Wednesday, November 18, 2009

Blood Relations

Candace Benefiel's critical analysis of the evolving idea of the vampire brings light to why Rice's novel is such a significant contribution to vampiric literature, "This breakthrough novel (Interview with the Vampire) focused not on vampire hunters, but on the vampires themselves - and what a different breed they are" (1). I find this conclusion to be true of Rice's work, because the main characters, Louis, Lestat and Claudia all have varying depths to their character. The reader really gets an opportunity to relate to the Vampire. For example, Louis's character provides a lot of room for analysis and interpretation, because so much content is provided on him. You learn a bit about him when he was mortal, how he learned to hunt and become a Vampire and through the structure of the novel (interview style) you learn his personal thoughts and reactions to the events that are unraveling.
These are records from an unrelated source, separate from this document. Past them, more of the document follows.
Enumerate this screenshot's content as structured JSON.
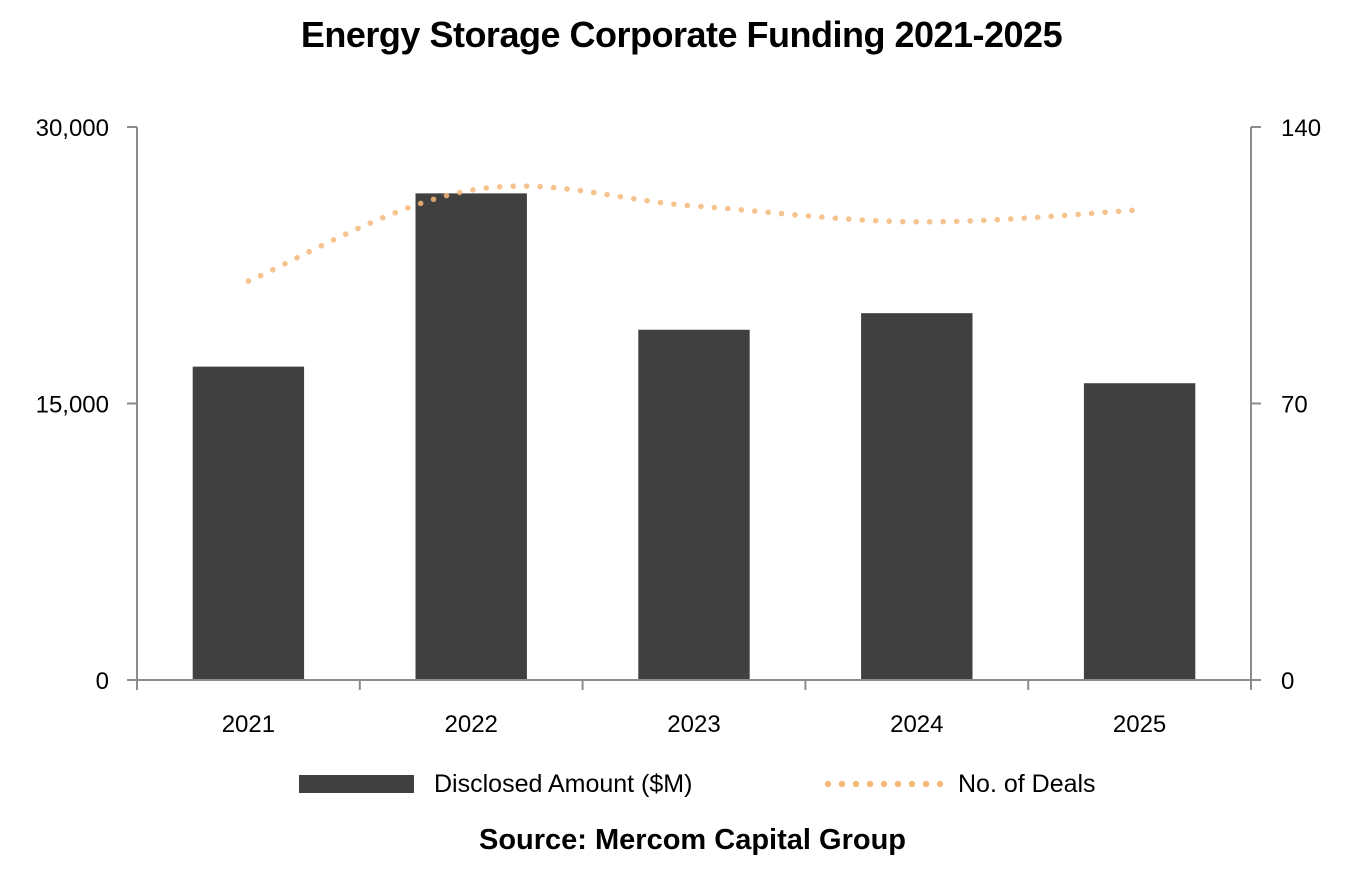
{
  "chart_data": {
    "type": "bar",
    "title": "Energy Storage Corporate Funding 2021-2025",
    "categories": [
      "2021",
      "2022",
      "2023",
      "2024",
      "2025"
    ],
    "series": [
      {
        "name": "Disclosed Amount ($M)",
        "type": "bar",
        "axis": "left",
        "color": "#404040",
        "values": [
          17000,
          26400,
          19000,
          19900,
          16100
        ]
      },
      {
        "name": "No. of Deals",
        "type": "line",
        "style": "dotted",
        "axis": "right",
        "color": "#F4B97A",
        "values": [
          101,
          124,
          120,
          116,
          119
        ]
      }
    ],
    "xlabel": "",
    "ylabel": "",
    "y_left": {
      "lim": [
        0,
        30000
      ],
      "ticks": [
        0,
        15000,
        30000
      ],
      "tick_labels": [
        "0",
        "15,000",
        "30,000"
      ]
    },
    "y_right": {
      "lim": [
        0,
        140
      ],
      "ticks": [
        0,
        70,
        140
      ],
      "tick_labels": [
        "0",
        "70",
        "140"
      ]
    },
    "grid": false,
    "legend_position": "bottom",
    "source": "Source: Mercom Capital Group"
  },
  "colors": {
    "bar": "#404040",
    "line": "#F4B97A",
    "axis": "#8C8C8C"
  }
}
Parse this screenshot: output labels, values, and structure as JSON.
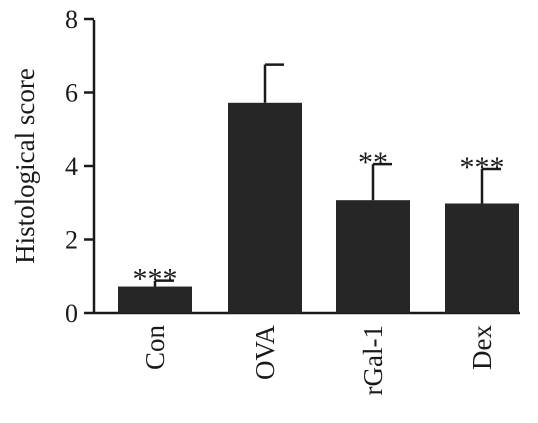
{
  "chart_data": {
    "type": "bar",
    "categories": [
      "Con",
      "OVA",
      "rGal-1",
      "Dex"
    ],
    "values": [
      0.72,
      5.72,
      3.07,
      2.98
    ],
    "error_upper": [
      0.88,
      6.76,
      4.05,
      3.92
    ],
    "significance": [
      "***",
      "",
      "**",
      "***"
    ],
    "title": "",
    "xlabel": "",
    "ylabel": "Histological score",
    "ylim": [
      0,
      8
    ],
    "yticks": [
      "0",
      "2",
      "4",
      "6",
      "8"
    ],
    "grid": false,
    "bar_color": "#262626"
  }
}
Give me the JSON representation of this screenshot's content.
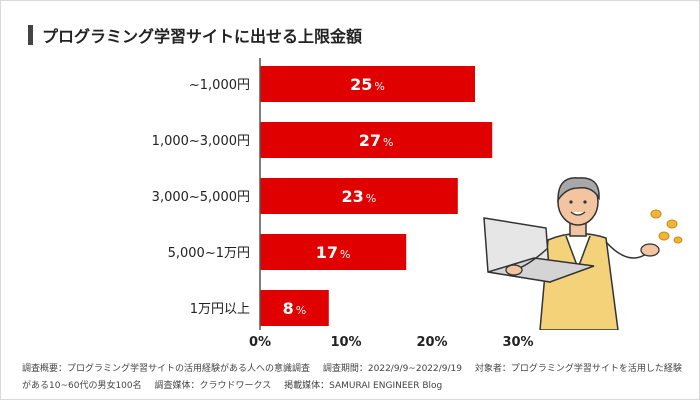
{
  "title": "プログラミング学習サイトに出せる上限金額",
  "colors": {
    "bar": "#e00000",
    "axis": "#555555",
    "title_bar": "#444444"
  },
  "chart_data": {
    "type": "bar",
    "orientation": "horizontal",
    "categories": [
      "~1,000円",
      "1,000~3,000円",
      "3,000~5,000円",
      "5,000~1万円",
      "1万円以上"
    ],
    "values": [
      25,
      27,
      23,
      17,
      8
    ],
    "value_suffix": "%",
    "x_ticks": [
      "0%",
      "10%",
      "20%",
      "30%"
    ],
    "xlim": [
      0,
      30
    ],
    "grid": false
  },
  "footnote": {
    "overview": "調査概要：プログラミング学習サイトの活用経験がある人への意識調査",
    "period": "調査期間：2022/9/9~2022/9/19",
    "target": "対象者：プログラミング学習サイトを活用した経験がある10~60代の男女100名",
    "medium": "調査媒体：クラウドワークス",
    "published": "掲載媒体：SAMURAI ENGINEER Blog"
  }
}
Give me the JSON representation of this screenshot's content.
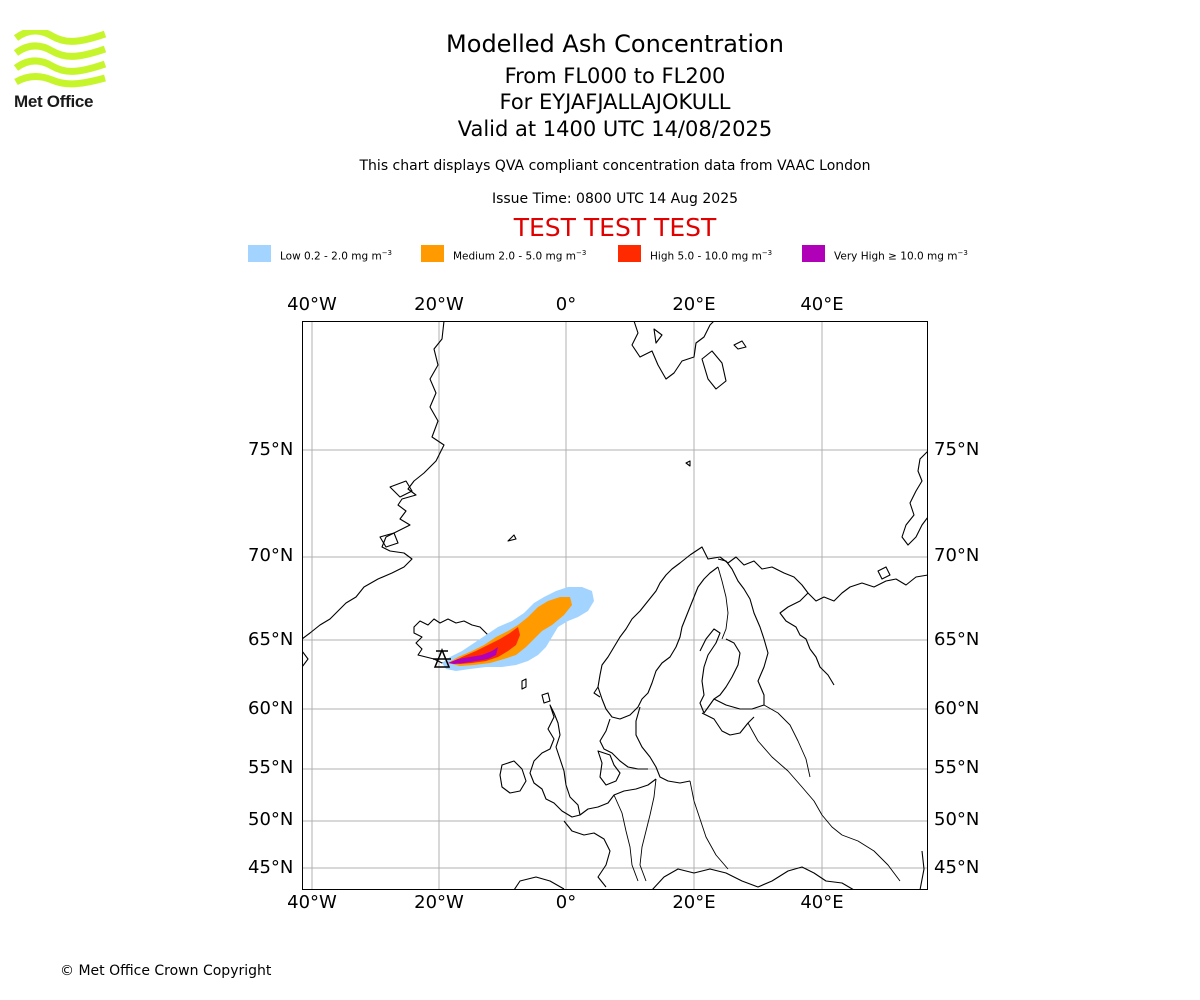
{
  "logo": {
    "text": "Met Office",
    "color": "#c6f52c"
  },
  "title": {
    "line1": "Modelled Ash Concentration",
    "line2": "From FL000 to FL200",
    "line3": "For EYJAFJALLAJOKULL",
    "line4": "Valid at 1400 UTC 14/08/2025"
  },
  "subtitle": "This chart displays QVA compliant concentration data from VAAC London",
  "issue_time": "Issue Time: 0800 UTC 14 Aug 2025",
  "test_banner": {
    "text": "TEST TEST TEST",
    "color": "#e00000"
  },
  "legend": [
    {
      "label": "Low 0.2 - 2.0 mg m",
      "unit_exp": "−3",
      "color": "#a3d4ff"
    },
    {
      "label": "Medium 2.0 - 5.0 mg m",
      "unit_exp": "−3",
      "color": "#ff9a00"
    },
    {
      "label": "High 5.0 - 10.0 mg m",
      "unit_exp": "−3",
      "color": "#ff2a00"
    },
    {
      "label": "Very High ≥ 10.0 mg m",
      "unit_exp": "−3",
      "color": "#b000b8"
    }
  ],
  "axes": {
    "lon_top": [
      "40°W",
      "20°W",
      "0°",
      "20°E",
      "40°E"
    ],
    "lon_bottom": [
      "40°W",
      "20°W",
      "0°",
      "20°E",
      "40°E"
    ],
    "lat_left": [
      "75°N",
      "70°N",
      "65°N",
      "60°N",
      "55°N",
      "50°N",
      "45°N"
    ],
    "lat_right": [
      "75°N",
      "70°N",
      "65°N",
      "60°N",
      "55°N",
      "50°N",
      "45°N"
    ]
  },
  "volcano": {
    "name": "EYJAFJALLAJOKULL",
    "icon": "volcano-triangle-icon"
  },
  "copyright": "© Met Office Crown Copyright"
}
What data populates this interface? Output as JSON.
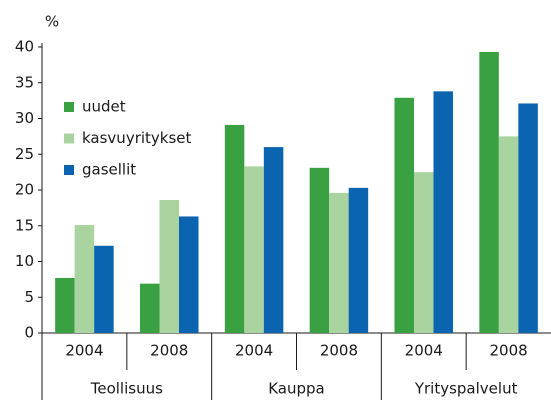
{
  "chart_data": {
    "type": "bar",
    "y_unit": "%",
    "categories": [
      "2004",
      "2008",
      "2004",
      "2008",
      "2004",
      "2008"
    ],
    "groups": [
      "Teollisuus",
      "Kauppa",
      "Yrityspalvelut"
    ],
    "series": [
      {
        "name": "uudet",
        "color": "#3aa142",
        "values": [
          7.7,
          6.9,
          29.1,
          23.1,
          32.9,
          39.3
        ]
      },
      {
        "name": "kasvuyritykset",
        "color": "#a9d4a0",
        "values": [
          15.1,
          18.6,
          23.3,
          19.6,
          22.5,
          27.5
        ]
      },
      {
        "name": "gasellit",
        "color": "#0a64b0",
        "values": [
          12.2,
          16.3,
          26.0,
          20.3,
          33.8,
          32.1
        ]
      }
    ],
    "ylim": [
      0,
      40
    ],
    "yticks": [
      0,
      5,
      10,
      15,
      20,
      25,
      30,
      35,
      40
    ],
    "legend": "upper left"
  }
}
I think another imortant Benefiel is making about Rice's work with the Vampire as a character is that focusing more personally on the Vampires has been tried before, but Rice was the first one to succeed, "they (Louis, Lestat and Claudia) may not have been the first sympathetic vampires, they were the first successful ones in their initial publication, and they have been followed by a host of others" (2). Rice paved the way for sympathy and Vampires to co-exist in a certain medium.

The idea of nuclear family among the Vampire characters is a theme that I recently dicussed in a previous blog and it has also been a topic of conversation in class. Benefiel also addresses this topic, "Rice, however, expanded on this considerably in Interview with the Vampire, making the nuclear family of vampires a major theme in her novel...The vampire family, incestuous and blurred as it is, presents a subversive alternative model to the nuclear family" (3). I agree with the idea of the vampire family being incestuous, because Lestat plays a dominant fatherly role, but he also played a nurturing mother role when raising both Louis and Claudia. Louis also intially harnesses a paternal role with Claudia, but then he develops a relationship that is romantic. I find that people's reaction to the sex and incest of vampires is not really questioned. It seems to me that these ideas can be safely teased out when addressed to the character of a vampire. I think this suggests that what is so captivating about vampires is they resemble a human (since they once were human) and are therefore capable of behaving in manners that, if we as humans behaved like would be revolting, but when a vampire does it - it is thrilling, exciting and fearful. I think they almost serve as outlet where forbidden human ideas can be exercised safely and constructively.

I think Benefiel also touches on this idea of the reader being able to act out irregular scenarios, "The family group of Interview with the Vampire, as well as subsequent iterations of the vampire family, allows the reader to explore issues of alternative family structures and incestuous attraction within the family, and to play out the consequences for good or ill of these imagined scenarios. The vampire, aloof from human considerations, nonetheless stands in for the reader" (10). Rice and other authors provide a world where the reader can experience such controversial, untouchable ideas in a safe, imaginative environment.

I found this essay to be extremely helpful in beginning to analyze and understand why vampires are so captivating for our culture; what it is about their role that attracts people to them. They have been a character that has evolved over the generations and is given other dynamics, but it is a character that never grows old (literally).